7 People Who Claimed To Be Time Travelers
Well, maybe.
A few years back a man named Alexander Smith claimed that he once travelled to the year 2118 as part of a top secret CIA mission.
As with all top secret CIA missions, Smith was able to share its details in a 20-minute YouTube video uploaded to ApexTV, in which he fielded a number of viewer questions on subjects including alien invasion, global warming, and artificial intelligence.
Ordinarily, you'd dismiss stories such as this one as a cautionary tale of the dangers of dabbling in hard drugs - but Smith, to his credit, was not without evidence to support his outlandish claim. He actually produced a photograph of a futuristic cityscape (which, by coincidence, looked not dissimilar to those depicted in Blade Runner).
Granted, it's probably going to take more than this to make believers of the skeptics. After Back to the Future Part II, bringing back anything less than a sports almanac and a hoverboard is always going to seem like you're not really trying.
But, at the very least, you have to concede that it's kind of intriguing. We've been fascinated by tales of alleged time travel since the moment the idea was conceived of by writers of science fiction - and one or two of them seem halfway plausible if you are prepared to disregard so-called "facts" and "logic".
7. Chaplin's Time Traveller
Seven years ago, a filmmaker from Northern Ireland by the name of George Clarke claimed that he had discovered evidence for time travel in the DVD extras of The Circus, a Charlie Chaplin movie released in 1928.
The clip he uploaded to YouTube - taken from a video of the film's premiere in Los Angeles - purports to show a woman speaking into a small, black device held up to the side of her head like one would a mobile phone.

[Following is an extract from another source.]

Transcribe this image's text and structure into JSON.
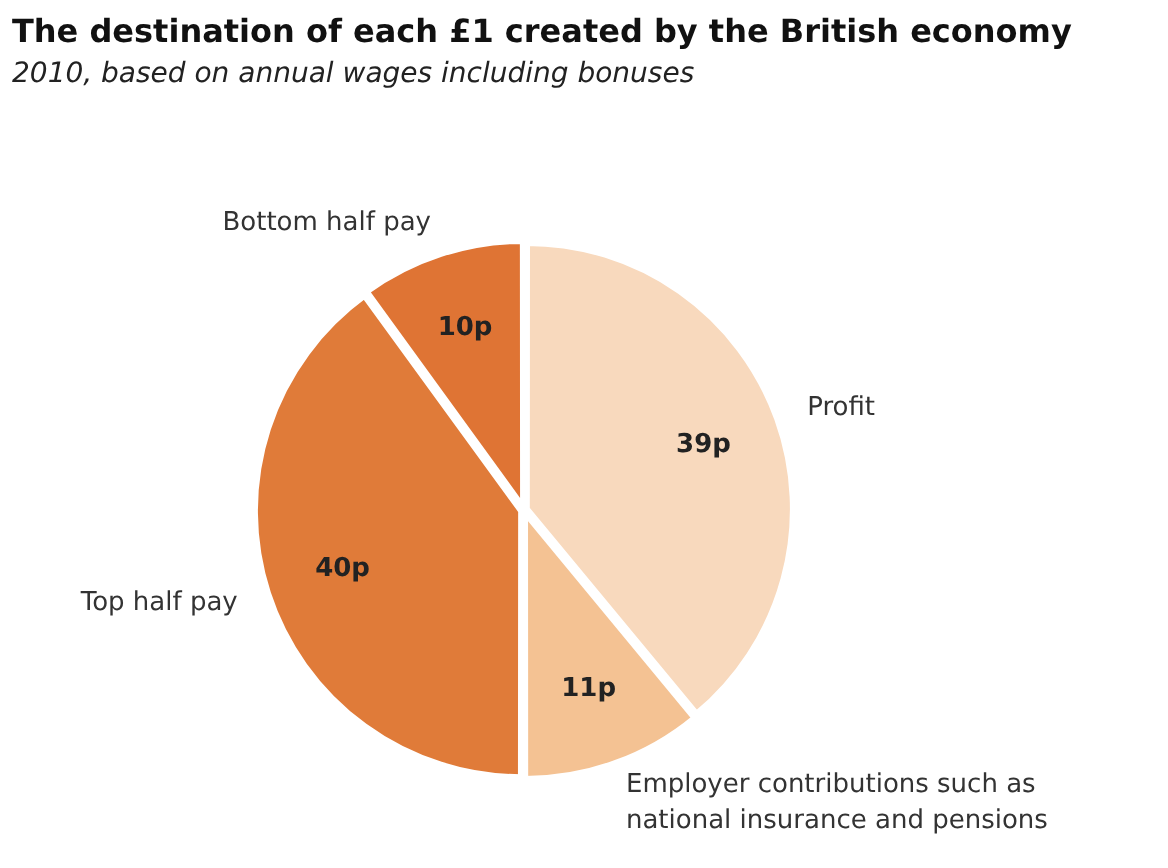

How and to whom she would have been communicating with is anyone's guess. Needless to say, they didn't have any service carriers in the 1920s, and even if they did, this woman, whomever she was, would have been the only person to actually own a mobile.
It also seems slightly odd that she should have used the device so brazenly in such a public setting. This is perhaps a sign that, at some point in the future, time travel is no longer the preserve of shadowy government agencies but instead completely open to any member of the general public with enough money. A terrifying thought.